2LT International News

Few Chinese officials now decide the fate of global EV production

Jun 9, 2025

BEIJING, China: A little-known office inside China’s Ministry of Commerce has become a powerful chokepoint in the global auto and tech supply chain. With Beijing tightening export rules on rare earth magnets—vital for electric vehicle motors and military tech—a small team of bureaucrats now holds sway over what reaches automakers, chip firms, and aerospace giants worldwide.

Rare earth magnets were added to China’s export control list in April amid rising U.S.-China trade tensions. Since then, every exporter has had to apply for government approval to ship them abroad. The responsibility lies with the Bureau of Industrial Security and Import and Export Control, housed just east of Tiananmen Square.

Though dozens of licenses have been approved, diplomats and industry insiders say that’s a fraction of the flood of applications from around the world. The U.S. government has accused China of slowing approvals and recently announced retaliatory curbs on aircraft engine parts and related equipment.

On Thursday, President Donald Trump and Chinese President Xi Jinping spoke by phone as the rare earth dispute threatened to upset a fragile trade truce.

When the new rules came into effect, the bureau had only 30 staff members. According to sources familiar with a recent meeting between the ministry and Chinese and European semiconductor firms, this number has since doubled to 60.

“We appreciate that MOFCOM has increased its resources to address demand, and they’re working hard and long hours on these issues,” said Adam Dunnett, Secretary General of the European Chamber of Commerce in China. “But the reality is this is having a huge impact on a wide variety of sectors. It’s something that could have been better planned and rolled out.”

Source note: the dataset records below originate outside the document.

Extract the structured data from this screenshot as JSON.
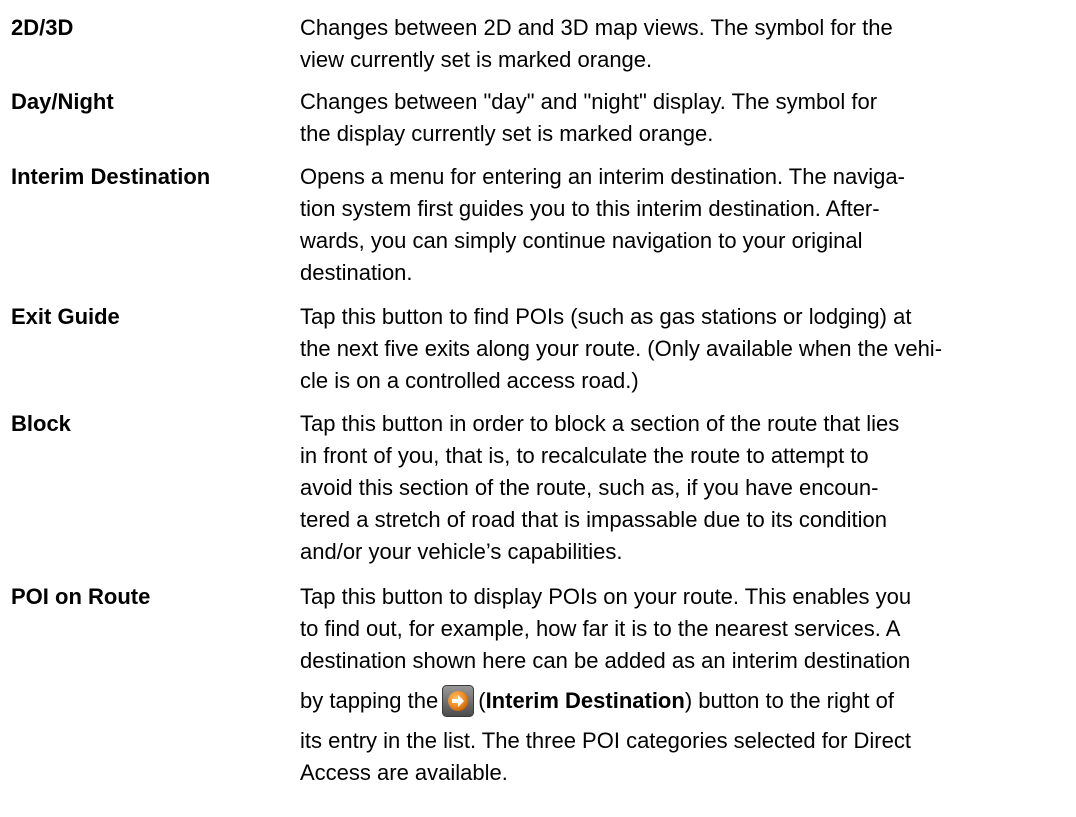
{
  "entries": [
    {
      "term": "2D/3D",
      "lines": [
        "Changes between 2D and 3D map views. The symbol for the",
        "view currently set is marked orange."
      ]
    },
    {
      "term": "Day/Night",
      "lines": [
        "Changes between \"day\" and \"night\" display. The symbol for",
        "the display currently set is marked orange."
      ]
    },
    {
      "term": "Interim Destination",
      "lines": [
        "Opens a menu for entering an interim destination. The naviga-",
        "tion system first guides you to this interim destination. After-",
        "wards, you can simply continue navigation to your original",
        "destination."
      ]
    },
    {
      "term": "Exit Guide",
      "lines": [
        "Tap this button to find POIs (such as gas stations or lodging) at",
        "the next five exits along your route. (Only available when the vehi-",
        "cle is on a controlled access road.)"
      ]
    },
    {
      "term": "Block",
      "lines": [
        "Tap this button in order to block a section of the route that lies",
        "in front of you, that is, to recalculate the route to attempt to",
        "avoid this section of the route, such as, if you have encoun-",
        "tered a stretch of road that is impassable due to its condition",
        "and/or your vehicle’s capabilities."
      ]
    },
    {
      "term": "POI on Route",
      "lines": [
        "Tap this button to display POIs on your route. This enables you",
        "to find out, for example, how far it is to the nearest services. A",
        "destination shown here can be added as an interim destination"
      ],
      "icon_line": {
        "before": "by tapping the",
        "icon": "interim-destination-arrow-icon",
        "paren_open": "(",
        "bold": "Interim Destination",
        "after": ") button to the right of"
      },
      "lines_after": [
        "its entry in the list. The three POI categories selected for Direct",
        "Access are available."
      ]
    }
  ],
  "colors": {
    "icon_orange": "#f28a1e",
    "icon_frame": "#6e6e6e"
  }
}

According to ministry records, only three senior officials are authorized to approve export permits. According to the Ministry’s website, office hours are limited to weekday mornings and afternoons. The ministry did not respond to requests for comment.

The rare earth logjam highlights China’s leverage through its dominance of production and the bureaucracy now determining supply chains. A Chinese-language guide for the new licensing process runs nearly 14,000 characters.

Bosch, the German technology and engineering firm, said in May that the licensing process was “complex and time-consuming,” partly because of extensive documentation requirements.

Sources said European auto suppliers alone have submitted hundreds of applications, but only about a quarter have been approved. Applications range from dozens to hundreds of pages and must include signed contracts, technical descriptions, and often photos of production facilities.

China says the controls are meant to prevent dual-use items from reaching military applications, but Dunnett noted that even clearly commercial-use cases face hurdles. Companies have also expressed concern over being asked for sensitive intellectual property.

While approvals are expected within 45 working days, any application involving “national security” faces longer wait times—without clarity on how much longer.

Cory Combs of Trivium China noted the delays may reflect either bureaucracy or deliberate strategy. “Is it quick enough for the Trump administration to believe Beijing hasn’t reneged on the Geneva agreement?” he asked.

China publicly claims the rules are non-discriminatory, but behind closed doors, it acknowledged during Geneva talks that the restrictions were indeed countermeasures. Scholars in China have called them retaliation for U.S. chip curbs, describing them as “a short-term form of leverage.”